Gender Studies includes what was previously called Women's Studies, but also research on men and masculinity as well as queer and gay studies. Studies investigating how gender interacts with, for instance, class, ethnicity and sexuality are also central to Gender Studies.
Research areas at the Department include the development of feminist theory, ethics and ideas, homosexual, queer, and men's studies, as well as research on gender and culture, gender and politics, and gender and violence.

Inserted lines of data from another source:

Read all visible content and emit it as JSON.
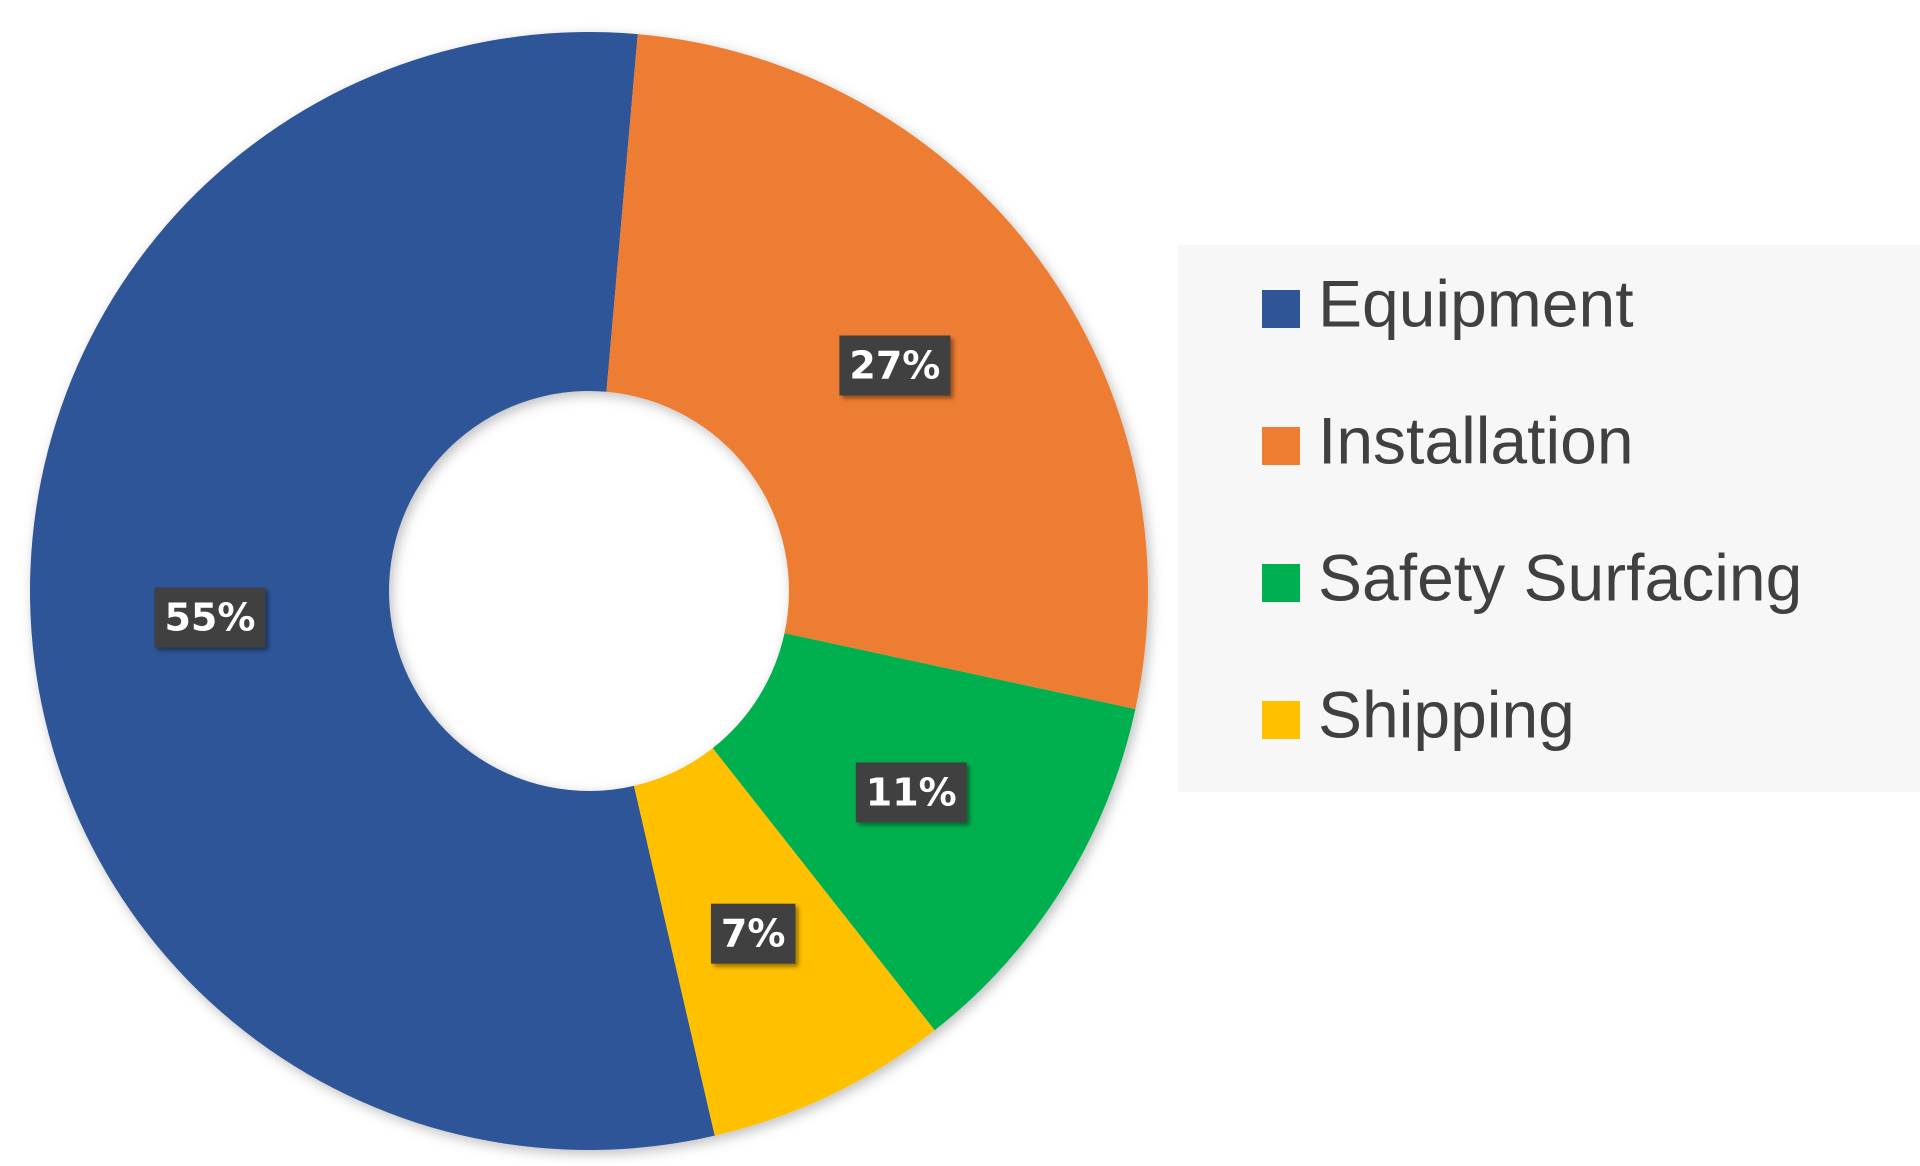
{
  "chart_data": {
    "type": "donut",
    "categories": [
      "Equipment",
      "Installation",
      "Safety Surfacing",
      "Shipping"
    ],
    "values": [
      55,
      27,
      11,
      7
    ],
    "value_labels": [
      "55%",
      "27%",
      "11%",
      "7%"
    ],
    "colors": [
      "#2f5597",
      "#ed7d31",
      "#00b050",
      "#ffc000"
    ],
    "legend": "right"
  }
}
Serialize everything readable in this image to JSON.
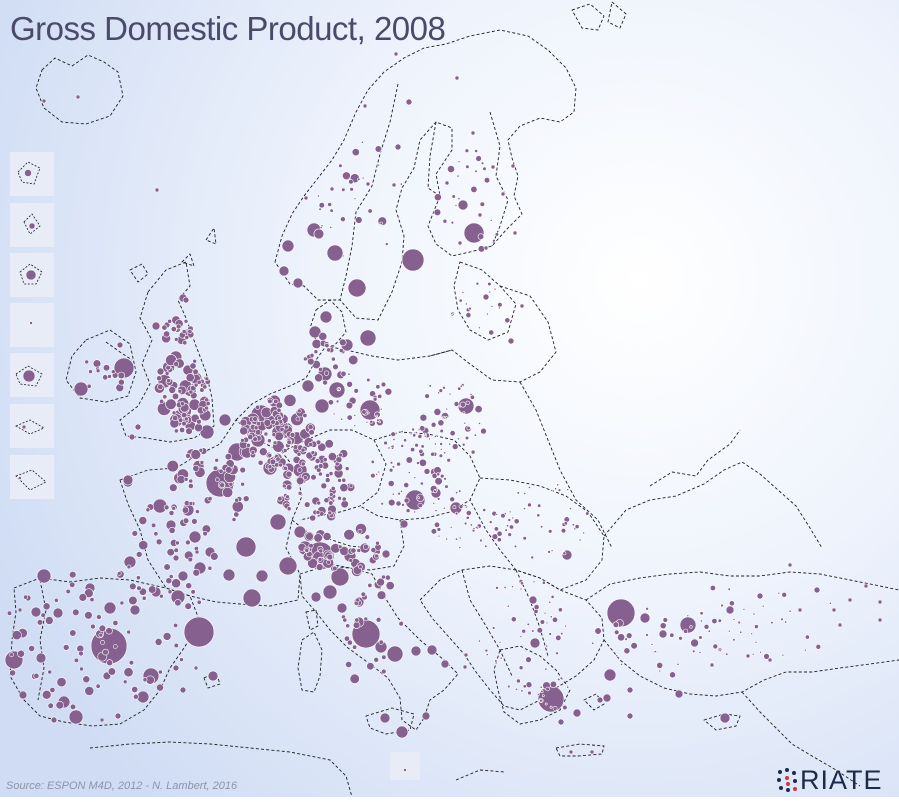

Research groups and projects
- Spaces of Resistance. A Study of Gender and Sexualities in Times of Transformat…
- TechnAct Research Cluster
- Transforming Values. Gender, religiosities and secularities across the globe
- Practices of midwives in Denmark and Sweden: bodies, politics and social change
- Diagnosis and Identity: Contextualizing Discourses on Intersex in Sweden and th…
- Make/ing Room for Living: Organizational Strategies in Transgender Activism
- Children’s and young people’s participation in democratic processes
- MiDem – Migration and Democracy
Musicological research at Gothenburg has long had a predominantly sociomusicological focus. Over time, this profile has deepened and widened into an ambition to study music in its cultural and social contexts, using musicological as well as culture-analytical and sociological tools.
Research in this discipline has since the beginning of the 1990s increasingly been focused on studies of music and media, popular music and Swedish 20th-century music history. The rapid changes in the musical field in recent decades have also been incentives for research into music historiography, music aesthetics and the reception of music.